Special guest Paul A. Offit, M.D., Chief of the Division of Infectious Diseases and the Director of the Vaccine Education Center at the Children's Hospital of Philadelphia, joined us to share stories from his new book, Bad Faith. We had an engaging discussion of the interactions between religious beliefs and modern medicine. Dr. Offit also shared his first hand experience with a 1991 Measles epidemic here in Philadelphia, and the challenges he faced educating the public about immunizations. Thanks to Dr. Offit's publisher, some of our door prizes this event included two of his recently authored books.
Another engaging discussion with Dr. Karen Snetselaar, of Saint Joseph's University Department of Biology. We examined our various attitudes about wildlife, specifically flora, in urban environments, and discussed such questions as just why do we have the kinds of lawns and gardens we have now? We learned about some alternative ways to reimagine our urban landscapes and how these new ideas can help to promote biodiversity, and that's a good thing!
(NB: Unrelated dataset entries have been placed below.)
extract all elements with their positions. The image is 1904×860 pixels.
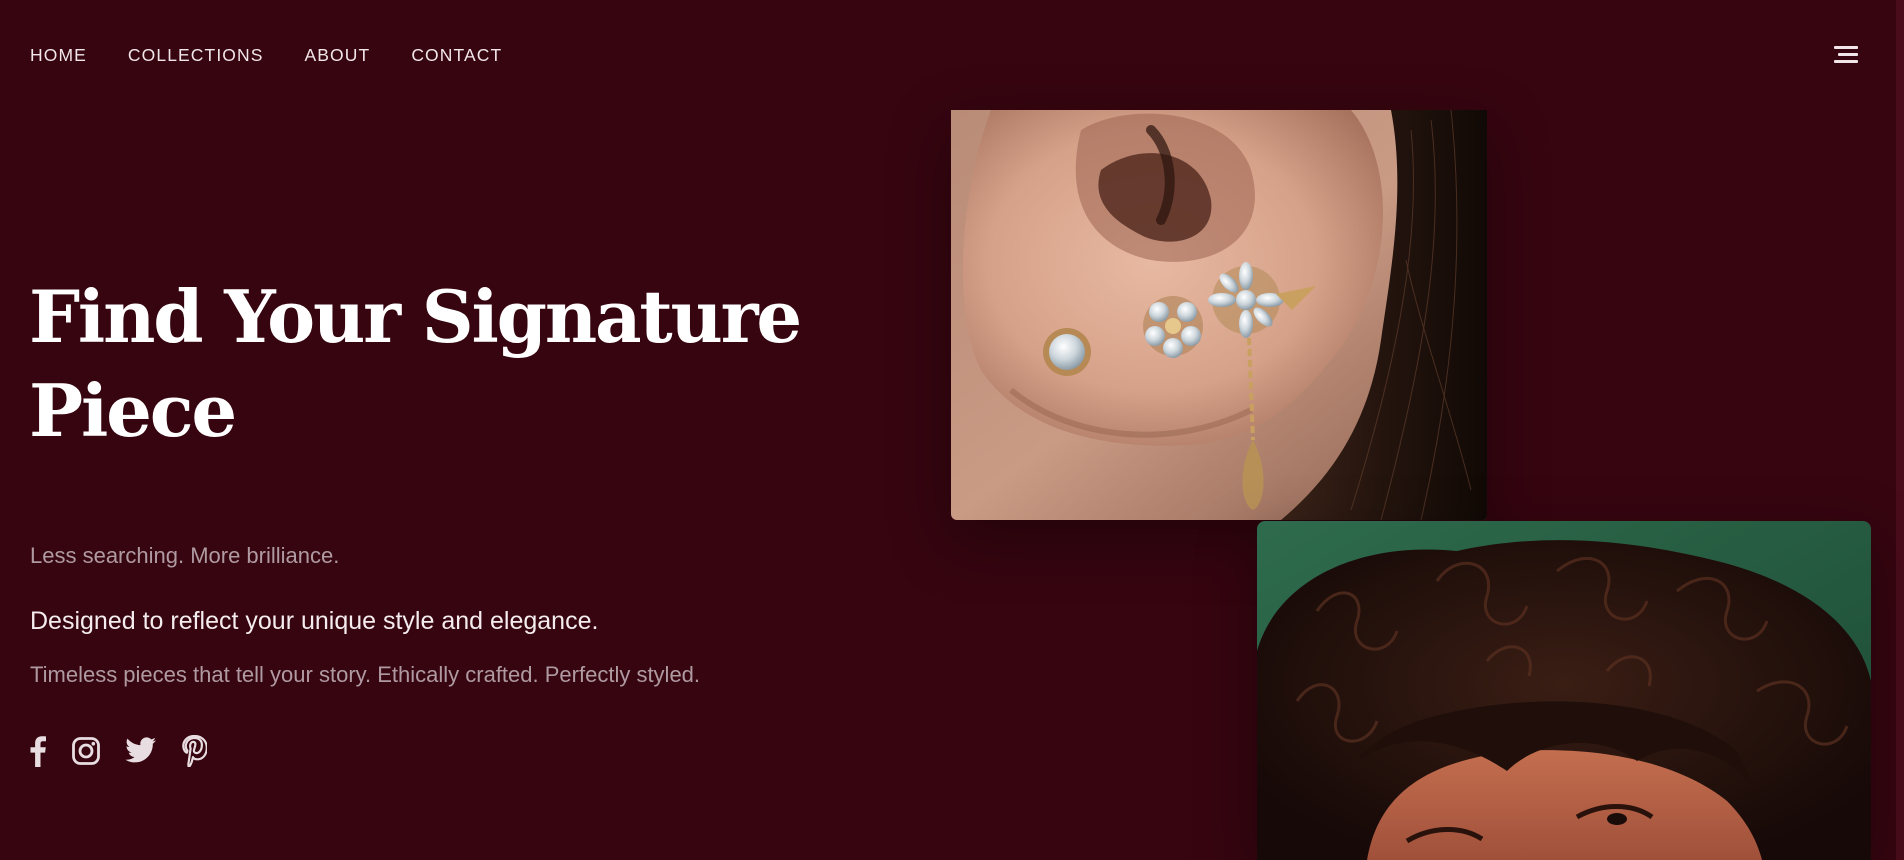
- hero-headline: Find Your Signature Piece: [29, 270, 809, 458]
- pinterest-icon[interactable]: [181, 734, 208, 769]
- social-links: [29, 734, 231, 769]
- facebook-icon[interactable]: [29, 735, 47, 767]
- hero-headline-line-2: Piece: [29, 368, 237, 453]
- nav-link-home[interactable]: HOME: [30, 42, 87, 68]
- earring-photo: [951, 110, 1487, 520]
- page-scrollbar[interactable]: [1896, 0, 1904, 860]
- portrait-photo: [1257, 521, 1871, 860]
- hero-description: Timeless pieces that tell your story. Et…: [30, 662, 701, 687]
- hamburger-menu-icon[interactable]: [1832, 45, 1858, 67]
- nav-link-contact[interactable]: CONTACT: [411, 42, 502, 68]
- hero-headline-line-1: Find Your Signature: [29, 274, 802, 359]
- instagram-icon[interactable]: [71, 736, 101, 766]
- hero-tagline: Less searching. More brilliance.: [30, 543, 340, 568]
- main-navigation: HOME COLLECTIONS ABOUT CONTACT: [30, 42, 502, 68]
- nav-link-about[interactable]: ABOUT: [305, 42, 371, 68]
- hero-subheading: Designed to reflect your unique style an…: [30, 607, 599, 635]
- twitter-icon[interactable]: [125, 737, 157, 765]
- nav-link-collections[interactable]: COLLECTIONS: [128, 42, 264, 68]
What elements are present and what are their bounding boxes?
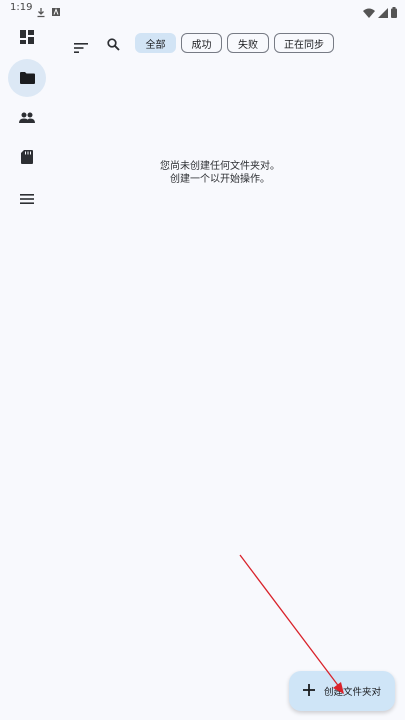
- status-bar: 1:19: [0, 0, 405, 18]
- rail-item-devices[interactable]: [8, 99, 46, 137]
- filter-chip-failed[interactable]: 失败: [227, 33, 269, 53]
- plus-icon: [300, 682, 318, 700]
- sort-icon[interactable]: [74, 38, 88, 57]
- empty-state-message: 您尚未创建任何文件夹对。 创建一个以开始操作。: [120, 160, 320, 186]
- battery-icon: [391, 3, 397, 22]
- wifi-icon: [363, 3, 375, 22]
- filter-chip-syncing[interactable]: 正在同步: [274, 33, 334, 53]
- rail-item-menu[interactable]: [8, 179, 46, 217]
- sd-card-icon: [21, 149, 33, 168]
- create-folder-pair-label: 创建文件夹对: [324, 687, 382, 698]
- download-icon: [36, 3, 46, 22]
- annotation-arrow: [239, 554, 344, 694]
- people-icon: [19, 109, 35, 128]
- filter-chip-all[interactable]: 全部: [135, 33, 176, 53]
- create-folder-pair-button[interactable]: 创建文件夹对: [289, 671, 395, 711]
- dashboard-icon: [20, 29, 34, 48]
- rail-item-storage[interactable]: [8, 139, 46, 177]
- empty-state-line-1: 您尚未创建任何文件夹对。: [160, 161, 280, 172]
- search-icon[interactable]: [107, 36, 120, 55]
- filter-chip-success[interactable]: 成功: [181, 33, 222, 53]
- folder-icon: [19, 69, 35, 88]
- font-icon: [51, 3, 61, 22]
- rail-item-dashboard[interactable]: [8, 19, 46, 57]
- rail-item-folders[interactable]: [8, 59, 46, 97]
- status-time: 1:19: [10, 2, 33, 13]
- menu-icon: [20, 189, 34, 208]
- empty-state-line-2: 创建一个以开始操作。: [170, 174, 270, 185]
- signal-icon: [378, 3, 388, 22]
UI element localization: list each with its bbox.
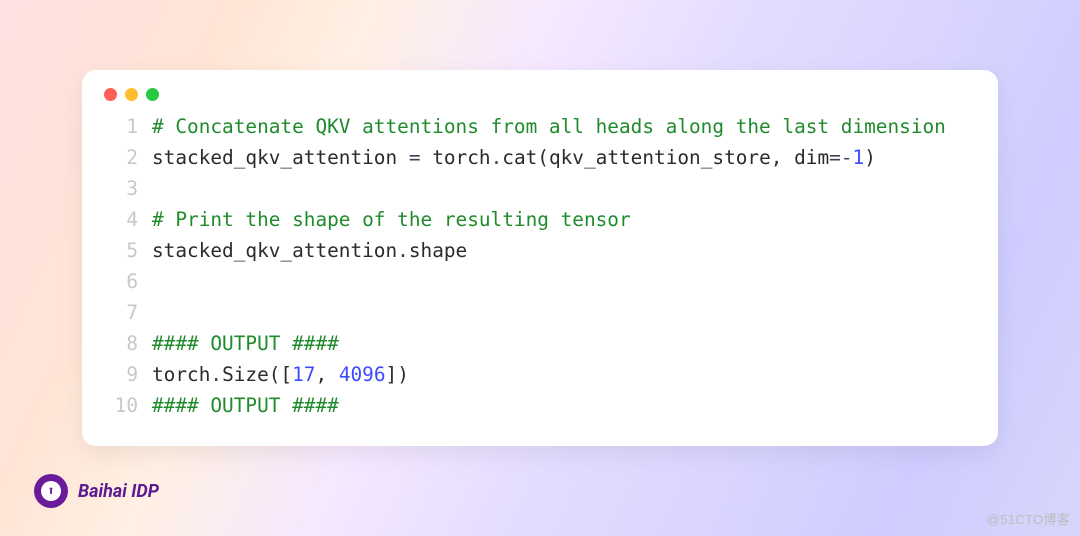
line-content: stacked_qkv_attention.shape (152, 235, 976, 266)
code-line: 10 #### OUTPUT #### (104, 390, 976, 421)
brand-name: Baihai IDP (78, 481, 159, 502)
line-number: 3 (104, 173, 138, 204)
watermark: @51CTO博客 (987, 509, 1070, 528)
code-line: 5 stacked_qkv_attention.shape (104, 235, 976, 266)
window-controls (104, 88, 976, 101)
line-number: 4 (104, 204, 138, 235)
line-number: 6 (104, 266, 138, 297)
line-number: 8 (104, 328, 138, 359)
code-line: 8 #### OUTPUT #### (104, 328, 976, 359)
code-line: 9 torch.Size([17, 4096]) (104, 359, 976, 390)
code-line: 4 # Print the shape of the resulting tens… (104, 204, 976, 235)
line-content (152, 297, 976, 328)
line-content: # Print the shape of the resulting tenso… (152, 204, 976, 235)
code-line: 3 (104, 173, 976, 204)
line-content (152, 173, 976, 204)
line-content: stacked_qkv_attention = torch.cat(qkv_at… (152, 142, 976, 173)
line-content: # Concatenate QKV attentions from all he… (152, 111, 976, 142)
zoom-icon (146, 88, 159, 101)
brand-logo-glyph: ⬆ (41, 481, 61, 501)
code-block: 1 # Concatenate QKV attentions from all h… (104, 111, 976, 421)
code-line: 7 (104, 297, 976, 328)
code-line: 1 # Concatenate QKV attentions from all h… (104, 111, 976, 142)
minimize-icon (125, 88, 138, 101)
line-content: torch.Size([17, 4096]) (152, 359, 976, 390)
code-line: 6 (104, 266, 976, 297)
code-line: 2 stacked_qkv_attention = torch.cat(qkv_a… (104, 142, 976, 173)
line-number: 5 (104, 235, 138, 266)
line-number: 2 (104, 142, 138, 173)
line-number: 1 (104, 111, 138, 142)
footer-brand: ⬆ Baihai IDP (34, 474, 159, 508)
code-card: 1 # Concatenate QKV attentions from all h… (82, 70, 998, 446)
line-content (152, 266, 976, 297)
line-content: #### OUTPUT #### (152, 390, 976, 421)
close-icon (104, 88, 117, 101)
line-number: 7 (104, 297, 138, 328)
brand-logo-icon: ⬆ (34, 474, 68, 508)
line-number: 9 (104, 359, 138, 390)
line-content: #### OUTPUT #### (152, 328, 976, 359)
line-number: 10 (104, 390, 138, 421)
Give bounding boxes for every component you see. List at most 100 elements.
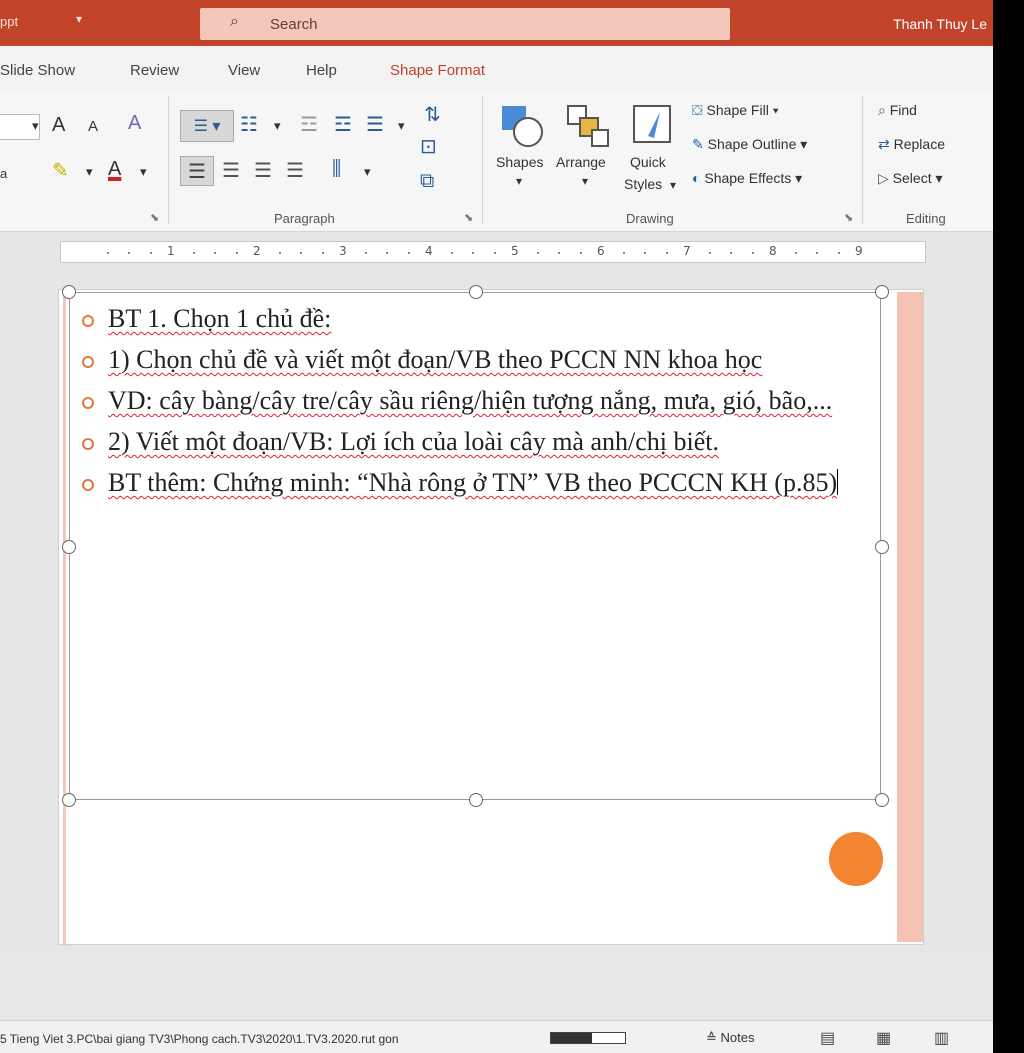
status-bar: 5 Tieng Viet 3.PC\bai giang TV3\Phong ca…: [0, 1020, 993, 1053]
normal-view-icon[interactable]: ▤: [820, 1028, 835, 1048]
clear-formatting-button[interactable]: A: [128, 112, 141, 135]
ruler-number: 6: [597, 244, 605, 258]
quick-access-chevron-icon[interactable]: ▾: [76, 12, 82, 26]
list-item[interactable]: BT 1. Chọn 1 chủ đề:: [82, 301, 872, 337]
ruler-tick: [816, 252, 818, 254]
shape-outline-button[interactable]: ✎ Shape Outline ▾: [692, 136, 807, 160]
align-right-button[interactable]: ☰: [254, 158, 272, 183]
search-box[interactable]: ⌕ Search: [200, 8, 730, 40]
file-path: 5 Tieng Viet 3.PC\bai giang TV3\Phong ca…: [0, 1032, 399, 1046]
align-text-button[interactable]: ⊡: [420, 134, 437, 159]
chevron-down-icon: ▾: [516, 174, 523, 188]
group-divider: [168, 96, 169, 224]
decrease-indent-button[interactable]: ☲: [300, 112, 318, 137]
replace-button[interactable]: ⇄ Replace: [878, 136, 945, 153]
bullet-text: BT thêm: Chứng minh: “Nhà rông ở TN” VB …: [108, 468, 838, 497]
bullet-circle-icon: [82, 315, 94, 327]
slide-left-accent: [63, 290, 66, 946]
ruler-tick: [128, 252, 130, 254]
chevron-down-icon: ▾: [582, 174, 589, 188]
notes-label: Notes: [720, 1030, 755, 1045]
resize-handle-top-right[interactable]: [875, 285, 889, 299]
convert-smartart-button[interactable]: ⧉: [420, 170, 434, 193]
ruler-tick: [386, 252, 388, 254]
font-color-button[interactable]: A: [108, 158, 121, 181]
slide-edit-area: 1 2 3 4 5 6 7 8 9 BT 1. Chọn 1 chủ đề: 1) Chọn c…: [0, 233, 993, 953]
arrange-button[interactable]: Arrange ▾: [556, 100, 620, 200]
search-placeholder: Search: [270, 16, 318, 33]
reading-view-icon[interactable]: ▥: [934, 1028, 949, 1048]
shape-effects-label: Shape Effects: [704, 170, 792, 186]
justify-button[interactable]: ☰: [286, 158, 304, 183]
quick-styles-button[interactable]: Quick Styles ▾: [624, 100, 684, 200]
find-label: Find: [889, 102, 917, 118]
resize-handle-top[interactable]: [469, 285, 483, 299]
drawing-dialog-launcher-icon[interactable]: ⬊: [844, 211, 853, 224]
resize-handle-right[interactable]: [875, 540, 889, 554]
content-textbox[interactable]: BT 1. Chọn 1 chủ đề: 1) Chọn chủ đề và v…: [69, 292, 881, 800]
align-center-button[interactable]: ☰: [222, 158, 240, 183]
ruler-tick: [192, 252, 195, 254]
horizontal-ruler[interactable]: 1 2 3 4 5 6 7 8 9: [60, 241, 926, 263]
bullets-button[interactable]: ☰ ▾: [180, 110, 234, 142]
bullet-text: 2) Viết một đoạn/VB: Lợi ích của loài câ…: [108, 427, 719, 456]
chevron-down-icon: ▾: [140, 164, 147, 179]
chevron-down-icon: ▾: [32, 118, 39, 133]
ruler-number: 7: [683, 244, 691, 258]
list-item[interactable]: VD: cây bàng/cây tre/cây sầu riêng/hiện …: [82, 383, 872, 419]
line-spacing-button[interactable]: ☰: [366, 112, 384, 137]
shape-outline-label: Shape Outline: [707, 136, 797, 152]
quick-styles-icon: [633, 105, 671, 143]
columns-button[interactable]: ⫼: [332, 158, 341, 181]
resize-handle-bottom[interactable]: [469, 793, 483, 807]
list-item[interactable]: 1) Chọn chủ đề và viết một đoạn/VB theo …: [82, 342, 872, 378]
numbering-button[interactable]: ☷: [240, 112, 258, 137]
shape-fill-label: Shape Fill: [706, 102, 769, 118]
resize-handle-left[interactable]: [62, 540, 76, 554]
tab-review[interactable]: Review: [130, 62, 179, 79]
align-left-button[interactable]: ☰: [180, 156, 214, 186]
paint-bucket-icon: ⛋: [692, 102, 703, 118]
tab-view[interactable]: View: [228, 62, 260, 79]
ruler-tick: [235, 252, 238, 254]
tab-help[interactable]: Help: [306, 62, 337, 79]
chevron-down-icon: ▾: [364, 164, 371, 179]
font-name-partial[interactable]: a: [0, 166, 7, 181]
quick-styles-label-1: Quick: [630, 154, 666, 170]
bullet-text: VD: cây bàng/cây tre/cây sầu riêng/hiện …: [108, 386, 833, 415]
paragraph-dialog-launcher-icon[interactable]: ⬊: [464, 211, 473, 224]
chevron-down-icon: ▾: [670, 178, 677, 192]
slide-sorter-view-icon[interactable]: ▦: [876, 1028, 891, 1048]
text-direction-button[interactable]: ⇅: [424, 102, 441, 127]
user-name[interactable]: Thanh Thuy Le: [893, 16, 987, 32]
highlight-color-button[interactable]: ✎: [52, 158, 69, 183]
slide-canvas[interactable]: BT 1. Chọn 1 chủ đề: 1) Chọn chủ đề và v…: [58, 285, 924, 946]
shape-effects-button[interactable]: ◐ Shape Effects ▾: [692, 170, 802, 194]
ribbon-tabs: Slide Show Review View Help Shape Format: [0, 46, 993, 92]
arrange-icon: [567, 105, 609, 147]
resize-handle-bottom-left[interactable]: [62, 793, 76, 807]
shapes-button[interactable]: Shapes ▾: [494, 100, 552, 200]
increase-font-size-button[interactable]: A: [52, 114, 65, 137]
find-button[interactable]: ⌕ Find: [878, 102, 917, 119]
resize-handle-bottom-right[interactable]: [875, 793, 889, 807]
bullet-list[interactable]: BT 1. Chọn 1 chủ đề: 1) Chọn chủ đề và v…: [82, 301, 872, 506]
select-label: Select: [892, 170, 932, 186]
shape-fill-button[interactable]: ⛋ Shape Fill ▾: [692, 102, 779, 126]
chevron-down-icon: ▾: [935, 170, 943, 186]
tab-shape-format[interactable]: Shape Format: [390, 62, 485, 79]
increase-indent-button[interactable]: ☲: [334, 112, 352, 137]
chevron-down-icon: ▾: [795, 170, 803, 186]
pen-icon: ✎: [692, 136, 704, 152]
quick-styles-label-2: Styles: [624, 176, 663, 192]
notes-button[interactable]: ≙ Notes: [706, 1030, 755, 1046]
list-item[interactable]: 2) Viết một đoạn/VB: Lợi ích của loài câ…: [82, 424, 872, 460]
resize-handle-top-left[interactable]: [62, 285, 76, 299]
ruler-number: 1: [167, 244, 175, 258]
select-button[interactable]: ▷ Select ▾: [878, 170, 943, 187]
decrease-font-size-button[interactable]: A: [88, 118, 98, 135]
ruler-number: 3: [339, 244, 347, 258]
tab-slide-show[interactable]: Slide Show: [0, 62, 75, 79]
list-item[interactable]: BT thêm: Chứng minh: “Nhà rông ở TN” VB …: [82, 465, 872, 501]
font-dialog-launcher-icon[interactable]: ⬊: [150, 211, 159, 224]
Dr. Nicholas Nicolaides (SJU class of 1987 and CEO of Morphotek, Inc.) discussed the human body’s immune defense system and how it works to protect individuals from infectious diseases as well as inherent diseases such as inflammation and cancer. He focused on a particular area of the immune defense fortress that generates protective immune agents called antibodies (commonly abbreviated as “Abs”) that specifically detect and eliminate infectious pathogens and/or tissue cells containing altered biomolecules associated with inherent diseases to maintain a person’s health. He will also provided an overview on bioengineering technologies being pursued across the pharmaceutical industry to develop Abs that can target disease-specific agents to further arm a patient’s immune system to improve their morbidity and ultimately cure them of the disease of which they are afflicted.